A polite push to Colour’s shoulder had her proceed the general into her tent. Her legate, Paras, saluted.
“Plebiscite is on for ten days hence,” he began without preamble. “And no, they do not want our help.”
“No surprise,” Aurelia rolled her eyes. “Anything else?”
“They asked, not demanded, that in that time we withdraw from those lands, quote, affiliated with the Northern Federation, unquote,” Paras added. “What they control but don’t legally claim.”
“Bold of them,” Hartmann quipped, “but I see it as bargaining. I’ve already been informed that Fifth’s presence, where we are now, might be distressing our potential new friends to the north, so had planned to move anyway. Unfortunately, if I do that now, it looks as if I’m giving in. That’s not acceptable.”
She turned to look at Jansen.
“Any ideas?”
“Uh…” Colour did not want to either betray her people or her new friend. Difficult. She took two steps to the table. One of the maps she pulled closer. “You mentioned that the Hudson River might be a demarcation line. And, you want to lean on Canada. Why not take your army west, then north, to Lake Champlain, here? That puts you twenty miles from Montreal and about one hundred and thirty to Ottawa. That should get their attention.”
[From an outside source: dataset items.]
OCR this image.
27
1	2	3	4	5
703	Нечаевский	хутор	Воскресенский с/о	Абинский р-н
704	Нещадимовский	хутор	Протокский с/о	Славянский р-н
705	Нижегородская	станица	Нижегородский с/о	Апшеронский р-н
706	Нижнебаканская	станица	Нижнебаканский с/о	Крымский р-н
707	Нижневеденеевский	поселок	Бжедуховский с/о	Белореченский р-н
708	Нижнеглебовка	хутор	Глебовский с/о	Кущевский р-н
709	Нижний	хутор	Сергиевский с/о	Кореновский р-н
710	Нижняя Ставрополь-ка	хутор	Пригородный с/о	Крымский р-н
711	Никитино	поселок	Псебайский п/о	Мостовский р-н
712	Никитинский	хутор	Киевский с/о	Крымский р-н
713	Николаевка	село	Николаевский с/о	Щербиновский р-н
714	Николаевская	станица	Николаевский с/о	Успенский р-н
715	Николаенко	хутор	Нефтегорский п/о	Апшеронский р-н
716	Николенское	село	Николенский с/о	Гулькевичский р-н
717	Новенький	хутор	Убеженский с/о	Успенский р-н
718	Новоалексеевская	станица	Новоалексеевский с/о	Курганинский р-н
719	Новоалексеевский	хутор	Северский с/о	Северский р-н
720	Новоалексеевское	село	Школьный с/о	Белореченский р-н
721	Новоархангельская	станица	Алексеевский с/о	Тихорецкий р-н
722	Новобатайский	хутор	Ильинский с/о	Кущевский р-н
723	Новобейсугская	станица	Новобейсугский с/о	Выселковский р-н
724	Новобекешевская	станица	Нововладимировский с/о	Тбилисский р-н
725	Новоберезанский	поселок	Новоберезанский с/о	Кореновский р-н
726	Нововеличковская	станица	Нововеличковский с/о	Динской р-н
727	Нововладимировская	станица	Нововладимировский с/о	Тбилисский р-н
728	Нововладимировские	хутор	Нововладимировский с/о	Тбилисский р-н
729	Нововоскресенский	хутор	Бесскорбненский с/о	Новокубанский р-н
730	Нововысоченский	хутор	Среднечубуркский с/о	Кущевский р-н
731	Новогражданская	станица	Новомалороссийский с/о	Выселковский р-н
“Good. Paras? Radio Bloom and tell his Seventh to pull together and move northwest toward Albany beginning at oh-four-hundred,” Hartmann began ordering. “We’ll move out at five hundred and pick up Sixth and Eighth on the way. Unless whistled off by the Empress, and taking it easy on the men, I want us on the northern border in nine days.”
“About thirty miles per day? Aggressive but doable, General,” Paras agreed. “I’ll send orders out now.”
Jansen relaxed a little, knowing she could go home tomorrow.
“No, you’re not,” Aurelia contradicted her. “You’re staying with me as my local expert. And go get us some soup for dinner. We’ll eat in here.”
“You cannot just order – !”
“I can and just did.” Aurelia tilted her head right. “Where’s my soup?”